CYRIL TESTE "RESET" : En attendant "Sun", création 2011 pour le Festival

Cyril Teste sera présent pour la 65e édition du Festival d’Avignon avec une nouvelle création, "Sun", qui sera jouée du 7 au 13 juillet à Benoît XII. Le 1er avril dernier sur la Scène Nationale de Cavaillon, il nous proposait "Reset" : Une oeuvre étrange, construite comme une effraction dans les connections de nos cerveaux. Un palimpseste que l’effacement conduit, métaphore formelle d’un récit de l’amnésie.

Ainsi paradoxalement, ce poème visuel qui s’est donné comme sujet la perte -d’identité, de repères, de mémoire- fait-il résurger tout un pan de la mémoire de nos images collectives. Un travail de mise à jour que l’Art contemporain s’obsède à opérer depuis les années 80, avec ses artistes de la photographie "mise-en-scène" (tiens !) et autres vidéo-intallateurs…

Bien sûr que Cyril Teste a beaucoup regardé ces artistes qui oeuvrent dans l’infra-mince de l’interstice, entre réalité et arrangement, entre fiction et non-fiction. Des photographes comme Jeff Wall ou Karen Knorr ont exploré ces territoires où le réel est recomposé en artefact du réel, plus criant de vérité encore que la banale évidence d’un monde désormais trop "joué" d’avance.

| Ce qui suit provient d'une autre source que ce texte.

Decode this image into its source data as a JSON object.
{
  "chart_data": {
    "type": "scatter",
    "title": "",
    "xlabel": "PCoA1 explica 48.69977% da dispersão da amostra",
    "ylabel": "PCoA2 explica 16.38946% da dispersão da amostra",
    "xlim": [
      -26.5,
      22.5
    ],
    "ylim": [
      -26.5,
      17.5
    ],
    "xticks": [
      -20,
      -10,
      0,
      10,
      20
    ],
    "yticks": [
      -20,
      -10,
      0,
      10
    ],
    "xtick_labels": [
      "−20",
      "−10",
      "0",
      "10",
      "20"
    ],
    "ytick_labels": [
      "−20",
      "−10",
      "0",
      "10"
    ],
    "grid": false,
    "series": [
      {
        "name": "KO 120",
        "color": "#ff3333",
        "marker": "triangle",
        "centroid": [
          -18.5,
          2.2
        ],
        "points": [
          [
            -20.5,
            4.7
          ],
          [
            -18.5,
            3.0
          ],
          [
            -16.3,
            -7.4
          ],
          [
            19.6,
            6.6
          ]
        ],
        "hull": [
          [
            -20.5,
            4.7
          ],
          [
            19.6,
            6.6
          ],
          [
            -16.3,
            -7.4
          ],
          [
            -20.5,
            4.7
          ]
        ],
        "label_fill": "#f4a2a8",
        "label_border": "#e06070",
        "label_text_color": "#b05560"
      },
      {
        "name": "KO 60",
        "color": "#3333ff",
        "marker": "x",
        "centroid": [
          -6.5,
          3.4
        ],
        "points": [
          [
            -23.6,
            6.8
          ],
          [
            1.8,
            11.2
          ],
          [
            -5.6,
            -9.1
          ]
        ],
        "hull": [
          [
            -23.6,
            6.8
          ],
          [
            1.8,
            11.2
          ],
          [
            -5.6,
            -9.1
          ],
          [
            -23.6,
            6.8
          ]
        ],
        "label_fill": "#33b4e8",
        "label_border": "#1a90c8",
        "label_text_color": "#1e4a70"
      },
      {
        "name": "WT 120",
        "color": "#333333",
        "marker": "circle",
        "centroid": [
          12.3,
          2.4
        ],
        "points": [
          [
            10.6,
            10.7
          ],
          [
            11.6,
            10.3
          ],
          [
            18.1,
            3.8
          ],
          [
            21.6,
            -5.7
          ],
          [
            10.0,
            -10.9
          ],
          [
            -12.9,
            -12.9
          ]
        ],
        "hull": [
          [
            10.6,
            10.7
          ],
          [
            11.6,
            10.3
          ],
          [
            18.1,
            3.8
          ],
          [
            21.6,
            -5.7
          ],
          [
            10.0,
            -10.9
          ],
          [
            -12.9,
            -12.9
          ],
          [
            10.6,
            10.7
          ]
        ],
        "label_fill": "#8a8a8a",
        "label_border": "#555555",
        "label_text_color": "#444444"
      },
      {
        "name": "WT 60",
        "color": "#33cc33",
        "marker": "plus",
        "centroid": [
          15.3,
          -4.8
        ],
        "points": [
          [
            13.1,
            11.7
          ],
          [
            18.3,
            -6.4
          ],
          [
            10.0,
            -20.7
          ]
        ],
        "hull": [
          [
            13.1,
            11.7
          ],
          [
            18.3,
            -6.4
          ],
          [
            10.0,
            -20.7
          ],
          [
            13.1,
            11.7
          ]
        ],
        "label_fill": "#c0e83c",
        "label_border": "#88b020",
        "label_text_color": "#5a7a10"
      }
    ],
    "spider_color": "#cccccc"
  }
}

En faisant émerger cet archétype du monde intérieur, puisant dans l’inconscient et la typologie du rêve, le metteur-en-scène produit un objet hybride, un "théâtre d’ombre" qui glisse doucement sur une pente sensible. En ce sens, le choix d’une esthétique résolument cinématographique, avec ses champs/contrechamps, ses panoramiques et ses travellings opérés par la scénographie en mouvement, est-il raccord avec son objet.

On pense bien sûr à David Lynch, qui sait si bien déplacer les cadres, brouiller les séquences et habiter les passages. On y pense d’autant pour cette atmosphère si particulière de Reset, récit en suspension, en apesanteur, dont émergent quelques bribes vite emportées, un éclat de voix ou un ballon qui roule. Ectoplasmique.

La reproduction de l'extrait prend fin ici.